Intersection of two categories works very fast, but intersecting more categories is possible, and already implemented; the maximum number can be limited.
I tried it on my (mostly empty) MediaWiki test setup, and it works peachy. However, *I NEED HELP* with * testing it on a large-scale installation * integrating it with MediaWiki more tightly (database wrappers, caching, etc.) * Brionizing the code, so it actually has a chance to be used on Wikipedia and/or Commons
Techinical notes: * This was recently discussed on wikitech-l * More than two intersections are implemented by nesting subqueries * Hash values are implemented as VARCHAR(32). Could easily switch to INTEGER if desirable (less storage, faster lookup, but more false positives) * The hash values will only give good candidates (pages that *might* intersect in these categories). The candidates have then to be checked in a second run, which will have to be optimized; database people to the front! * Table to store hash values has to be created manually; SQL is in the main file * I didn't implement code to fill the table for an existing installation; however, since hash table updates solely hang on the LinksUpdate hook, this should be easy * There is no code covering page moves and deletions yet; do those hang on LinksUpdate as well? * SQL queries are currently "plain text" and not constructed through the DB wrappers; I wan't sure how to do that for the subqueries
Cheers, Magnus
On Thu, Mar 6, 2008 at 10:16 PM, Magnus Manske magnusmanske@googlemail.com wrote:
- There is no code covering page moves and deletions yet; do those
hang on LinksUpdate as well?
No, since those do not update the links. Categorylinks are linked to the page including them via page_id, which does not change during move. If I recall correctly also deletions are not covered by LinksUpdate; their links are manually deleted by Artice::doArticleDelete.
Bryan
On Thu, Mar 6, 2008 at 9:43 PM, Bryan Tong Minh bryan.tongminh@gmail.com wrote:
On Thu, Mar 6, 2008 at 10:16 PM, Magnus Manske magnusmanske@googlemail.com wrote:
- There is no code covering page moves and deletions yet; do those
hang on LinksUpdate as well?
No, since those do not update the links. Categorylinks are linked to the page including them via page_id, which does not change during move. If I recall correctly also deletions are not covered by LinksUpdate; their links are manually deleted by Artice::doArticleDelete.
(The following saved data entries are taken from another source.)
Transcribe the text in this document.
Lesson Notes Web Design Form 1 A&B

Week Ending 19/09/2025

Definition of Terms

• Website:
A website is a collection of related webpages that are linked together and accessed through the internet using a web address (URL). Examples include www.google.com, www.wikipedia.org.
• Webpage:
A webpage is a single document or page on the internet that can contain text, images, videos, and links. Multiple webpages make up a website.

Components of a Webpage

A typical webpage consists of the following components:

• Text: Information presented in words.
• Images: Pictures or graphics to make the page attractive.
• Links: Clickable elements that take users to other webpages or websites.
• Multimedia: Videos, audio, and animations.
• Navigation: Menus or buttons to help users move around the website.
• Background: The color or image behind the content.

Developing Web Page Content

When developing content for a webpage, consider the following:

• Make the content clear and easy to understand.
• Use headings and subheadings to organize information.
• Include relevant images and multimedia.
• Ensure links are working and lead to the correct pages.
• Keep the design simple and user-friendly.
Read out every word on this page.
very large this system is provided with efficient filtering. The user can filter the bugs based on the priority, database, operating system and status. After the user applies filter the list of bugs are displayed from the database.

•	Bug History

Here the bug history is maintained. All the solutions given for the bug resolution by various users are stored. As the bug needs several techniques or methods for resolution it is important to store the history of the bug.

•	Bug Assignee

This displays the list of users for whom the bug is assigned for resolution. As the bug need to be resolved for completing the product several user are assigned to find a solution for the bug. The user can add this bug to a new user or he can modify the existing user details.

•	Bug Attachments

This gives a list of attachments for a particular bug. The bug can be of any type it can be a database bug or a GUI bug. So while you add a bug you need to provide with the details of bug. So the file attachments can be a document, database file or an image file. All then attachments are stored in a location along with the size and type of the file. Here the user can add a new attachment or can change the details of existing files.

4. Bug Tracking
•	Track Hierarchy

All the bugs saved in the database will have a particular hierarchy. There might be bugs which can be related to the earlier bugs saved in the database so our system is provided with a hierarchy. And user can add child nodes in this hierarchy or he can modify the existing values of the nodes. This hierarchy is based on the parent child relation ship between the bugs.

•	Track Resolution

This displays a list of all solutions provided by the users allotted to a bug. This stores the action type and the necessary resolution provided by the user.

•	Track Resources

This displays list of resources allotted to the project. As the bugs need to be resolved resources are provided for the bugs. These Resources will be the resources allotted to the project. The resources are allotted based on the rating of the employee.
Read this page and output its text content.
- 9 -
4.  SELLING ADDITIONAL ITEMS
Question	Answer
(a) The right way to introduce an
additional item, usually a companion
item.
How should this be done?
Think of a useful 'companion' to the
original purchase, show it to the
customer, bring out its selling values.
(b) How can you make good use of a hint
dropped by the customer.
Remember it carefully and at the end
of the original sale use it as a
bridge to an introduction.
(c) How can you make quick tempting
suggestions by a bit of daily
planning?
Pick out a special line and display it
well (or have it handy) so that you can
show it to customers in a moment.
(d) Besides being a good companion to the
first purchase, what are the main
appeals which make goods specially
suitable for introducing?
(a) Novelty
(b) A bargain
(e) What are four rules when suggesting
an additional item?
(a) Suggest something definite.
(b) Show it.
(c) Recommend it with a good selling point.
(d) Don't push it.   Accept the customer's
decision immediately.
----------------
OK, one more hook to catch...
Thanks, Magnus
For what it's worth, the extension http://www.mediawiki.org/wiki/DynamicPageList has been in use on various Wikimedia sites for a while now with great success to allow for category intersections, and I think the latest versions support image galleries etc.
-ilya
On Thu, Mar 6, 2008 at 1:16 PM, Magnus Manske magnusmanske@googlemail.com wrote:
(cross-posting wikitech-l and commons-l)
I created a new extension ("CategoryIntersection") that allows for quick lookup of pages (and image) in intersecting categories. That would enable wiki(m|p)edia sites to use categories as tags, eliminating the need for oh-so-specialized categories.
Intersection of two categories works very fast, but intersecting more categories is possible, and already implemented; the maximum number can be limited.
I tried it on my (mostly empty) MediaWiki test setup, and it works peachy. However, *I NEED HELP* with
- testing it on a large-scale installation
- integrating it with MediaWiki more tightly (database wrappers, caching, etc.)
- Brionizing the code, so it actually has a chance to be used on
Wikipedia and/or Commons
Techinical notes:
- This was recently discussed on wikitech-l
- More than two intersections are implemented by nesting subqueries
- Hash values are implemented as VARCHAR(32). Could easily switch to
INTEGER if desirable (less storage, faster lookup, but more false positives)
- The hash values will only give good candidates (pages that *might*
intersect in these categories). The candidates have then to be checked in a second run, which will have to be optimized; database people to the front!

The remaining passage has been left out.